4- Sakinlik/Bahane Dönemi
Şiddet uygulayan, davranışları için bahaneler üretir. Mağdur, şiddet uygulayanın bahanelerini (gerekçelerini) anlamaya çalışır, değişmesi için yardım eder, kendi algılarından şüphe eder ve durum için kendini sorumlu hisseder.
Kavramlar Sözlüğünün Gündeme Gelen Diğer Üyeleri
Kiminle ilgili olursa olsun, şiddetten bahsederken; güncel politik dilin kaygısıyla baş başa kalabiliriz. Cinsel Şiddetle Mücadele Derneği’nin bu kaygılar için bir kavramlar sözlüğü var. “Kurban” sıfatının nelere tekabül ettiğini, rıza ve rıza inşası arasındaki ilişkiyi, son yıllarda tanımlanan bir şiddet biçimi olarak “gashlighting”i inceleyen sözlüğe de buyurun birlikte bakalım:
1- Hayatta Kalan
Hayatının bir döneminde cinsel şiddetin herhangi bir biçimine maruz bırakılmış olan.
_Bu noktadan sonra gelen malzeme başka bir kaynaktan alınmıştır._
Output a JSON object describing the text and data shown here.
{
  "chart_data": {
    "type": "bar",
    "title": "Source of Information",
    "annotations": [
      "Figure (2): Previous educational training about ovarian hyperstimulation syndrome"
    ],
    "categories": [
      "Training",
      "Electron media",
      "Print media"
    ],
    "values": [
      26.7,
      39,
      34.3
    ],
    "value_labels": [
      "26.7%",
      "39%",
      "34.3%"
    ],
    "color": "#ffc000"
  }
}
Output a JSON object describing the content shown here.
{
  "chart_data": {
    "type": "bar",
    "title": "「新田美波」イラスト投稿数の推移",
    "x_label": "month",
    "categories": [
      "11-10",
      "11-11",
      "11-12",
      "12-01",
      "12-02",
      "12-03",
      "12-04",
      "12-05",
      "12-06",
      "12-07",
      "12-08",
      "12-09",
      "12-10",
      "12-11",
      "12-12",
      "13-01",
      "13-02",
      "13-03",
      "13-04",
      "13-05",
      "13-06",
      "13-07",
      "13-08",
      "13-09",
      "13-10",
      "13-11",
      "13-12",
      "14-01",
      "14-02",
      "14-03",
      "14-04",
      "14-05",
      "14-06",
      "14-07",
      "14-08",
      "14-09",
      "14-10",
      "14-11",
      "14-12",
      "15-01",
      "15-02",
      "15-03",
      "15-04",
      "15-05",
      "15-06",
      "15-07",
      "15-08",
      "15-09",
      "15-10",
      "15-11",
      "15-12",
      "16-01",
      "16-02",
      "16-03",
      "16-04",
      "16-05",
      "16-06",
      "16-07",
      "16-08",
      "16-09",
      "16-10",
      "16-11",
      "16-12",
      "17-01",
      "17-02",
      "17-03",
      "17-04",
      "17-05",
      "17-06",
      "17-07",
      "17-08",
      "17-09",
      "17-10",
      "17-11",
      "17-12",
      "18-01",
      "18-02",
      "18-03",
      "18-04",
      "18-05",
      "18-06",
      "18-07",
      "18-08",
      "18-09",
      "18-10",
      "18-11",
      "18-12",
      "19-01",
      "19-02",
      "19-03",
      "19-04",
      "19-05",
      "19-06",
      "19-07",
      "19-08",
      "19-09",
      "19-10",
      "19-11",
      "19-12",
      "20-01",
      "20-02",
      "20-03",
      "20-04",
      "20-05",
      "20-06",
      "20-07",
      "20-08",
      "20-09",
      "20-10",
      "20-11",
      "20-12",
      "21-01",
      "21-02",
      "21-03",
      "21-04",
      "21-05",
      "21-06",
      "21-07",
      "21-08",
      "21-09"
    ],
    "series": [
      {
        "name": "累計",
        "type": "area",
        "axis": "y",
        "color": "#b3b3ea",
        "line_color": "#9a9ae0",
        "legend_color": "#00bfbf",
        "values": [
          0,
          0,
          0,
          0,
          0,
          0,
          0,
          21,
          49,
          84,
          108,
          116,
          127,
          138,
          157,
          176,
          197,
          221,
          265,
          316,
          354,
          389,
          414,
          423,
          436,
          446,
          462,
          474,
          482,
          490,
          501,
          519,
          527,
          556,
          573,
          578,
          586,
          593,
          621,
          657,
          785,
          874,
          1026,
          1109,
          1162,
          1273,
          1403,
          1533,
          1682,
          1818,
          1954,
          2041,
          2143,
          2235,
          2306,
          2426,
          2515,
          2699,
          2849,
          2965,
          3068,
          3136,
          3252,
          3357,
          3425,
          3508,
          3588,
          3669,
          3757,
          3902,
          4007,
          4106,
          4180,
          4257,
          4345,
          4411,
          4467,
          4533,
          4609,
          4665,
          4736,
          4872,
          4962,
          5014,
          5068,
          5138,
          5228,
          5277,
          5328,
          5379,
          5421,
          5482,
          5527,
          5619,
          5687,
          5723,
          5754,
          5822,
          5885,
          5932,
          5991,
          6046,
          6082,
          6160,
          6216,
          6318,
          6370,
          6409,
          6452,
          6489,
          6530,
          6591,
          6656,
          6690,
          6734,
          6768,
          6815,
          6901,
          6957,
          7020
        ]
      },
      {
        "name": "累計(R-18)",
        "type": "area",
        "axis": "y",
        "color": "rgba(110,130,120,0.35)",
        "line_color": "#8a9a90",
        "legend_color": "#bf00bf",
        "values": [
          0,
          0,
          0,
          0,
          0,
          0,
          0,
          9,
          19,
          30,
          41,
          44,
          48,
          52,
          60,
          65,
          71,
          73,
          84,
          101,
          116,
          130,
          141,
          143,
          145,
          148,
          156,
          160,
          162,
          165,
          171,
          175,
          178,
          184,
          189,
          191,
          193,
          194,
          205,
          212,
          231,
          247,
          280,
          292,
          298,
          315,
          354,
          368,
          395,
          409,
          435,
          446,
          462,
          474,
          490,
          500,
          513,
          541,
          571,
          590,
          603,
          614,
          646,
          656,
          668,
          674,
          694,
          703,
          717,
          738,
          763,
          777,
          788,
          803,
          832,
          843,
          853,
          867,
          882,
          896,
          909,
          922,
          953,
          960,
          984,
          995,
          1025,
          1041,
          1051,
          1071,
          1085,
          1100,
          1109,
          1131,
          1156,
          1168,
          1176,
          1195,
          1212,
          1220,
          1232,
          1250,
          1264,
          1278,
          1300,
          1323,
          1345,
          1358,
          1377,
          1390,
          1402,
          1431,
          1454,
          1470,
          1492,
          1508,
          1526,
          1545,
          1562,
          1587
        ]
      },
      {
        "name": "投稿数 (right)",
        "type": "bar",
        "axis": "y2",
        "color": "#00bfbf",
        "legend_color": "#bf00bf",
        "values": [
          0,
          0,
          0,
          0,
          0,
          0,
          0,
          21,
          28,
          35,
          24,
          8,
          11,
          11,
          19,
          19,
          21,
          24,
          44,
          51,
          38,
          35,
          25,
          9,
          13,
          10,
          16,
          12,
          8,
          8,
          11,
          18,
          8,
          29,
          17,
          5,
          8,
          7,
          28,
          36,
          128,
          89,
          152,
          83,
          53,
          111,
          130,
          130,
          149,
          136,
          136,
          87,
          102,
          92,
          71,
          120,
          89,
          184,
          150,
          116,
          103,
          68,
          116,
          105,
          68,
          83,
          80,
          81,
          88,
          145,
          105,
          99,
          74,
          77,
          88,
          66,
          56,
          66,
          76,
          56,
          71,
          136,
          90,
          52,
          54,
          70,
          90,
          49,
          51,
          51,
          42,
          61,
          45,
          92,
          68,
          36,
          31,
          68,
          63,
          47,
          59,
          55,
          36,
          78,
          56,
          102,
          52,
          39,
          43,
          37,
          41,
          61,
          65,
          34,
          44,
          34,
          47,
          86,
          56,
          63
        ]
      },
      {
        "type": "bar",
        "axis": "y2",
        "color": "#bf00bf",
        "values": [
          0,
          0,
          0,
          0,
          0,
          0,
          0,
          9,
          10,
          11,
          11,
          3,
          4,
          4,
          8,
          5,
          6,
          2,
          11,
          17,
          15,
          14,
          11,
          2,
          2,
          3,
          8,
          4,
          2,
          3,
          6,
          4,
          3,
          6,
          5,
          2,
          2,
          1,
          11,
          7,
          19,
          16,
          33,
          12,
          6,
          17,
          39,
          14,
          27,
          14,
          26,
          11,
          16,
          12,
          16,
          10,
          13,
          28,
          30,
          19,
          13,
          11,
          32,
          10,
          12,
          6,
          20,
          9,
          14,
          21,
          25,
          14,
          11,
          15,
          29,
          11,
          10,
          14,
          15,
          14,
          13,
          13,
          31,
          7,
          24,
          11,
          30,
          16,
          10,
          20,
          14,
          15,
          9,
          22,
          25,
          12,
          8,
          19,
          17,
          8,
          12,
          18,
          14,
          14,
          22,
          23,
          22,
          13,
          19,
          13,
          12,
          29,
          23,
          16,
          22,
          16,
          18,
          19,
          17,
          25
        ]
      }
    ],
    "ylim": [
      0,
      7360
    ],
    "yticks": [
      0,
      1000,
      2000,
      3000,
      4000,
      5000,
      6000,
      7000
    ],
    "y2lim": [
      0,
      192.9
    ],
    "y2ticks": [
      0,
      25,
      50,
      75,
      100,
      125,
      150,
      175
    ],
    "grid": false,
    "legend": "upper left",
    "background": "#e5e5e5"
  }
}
İngilizce’de survivor kelimesinden gelmektedir. Cinsel şiddete maruz bırakılmış bireyler için, “mağdur” ya da “kurban” yerine daha güçlendirici olan “hayatta kalan” kelimesinin kullanılması tercih edilir.
Hayatta kalmak; yaşanılan şiddet ve yarattığı travmanın ölçüsü ne olursa olsun, içimizdeki güçle, kendimize tutunarak ve çevremizden destek alarak şifa bulabileceğimizi, daha tatminkâr ve üretken bir hayat yaşayabileceğimizi bize anlatır.
2- Rıza İnşası
Kişinin rıza göstermediği herhangi bir cinsel davranıştaki “hayır”ı “evet”e çevirmek için kullanılan ve “fiziksel zorlama içermeyen” bütün yöntemler.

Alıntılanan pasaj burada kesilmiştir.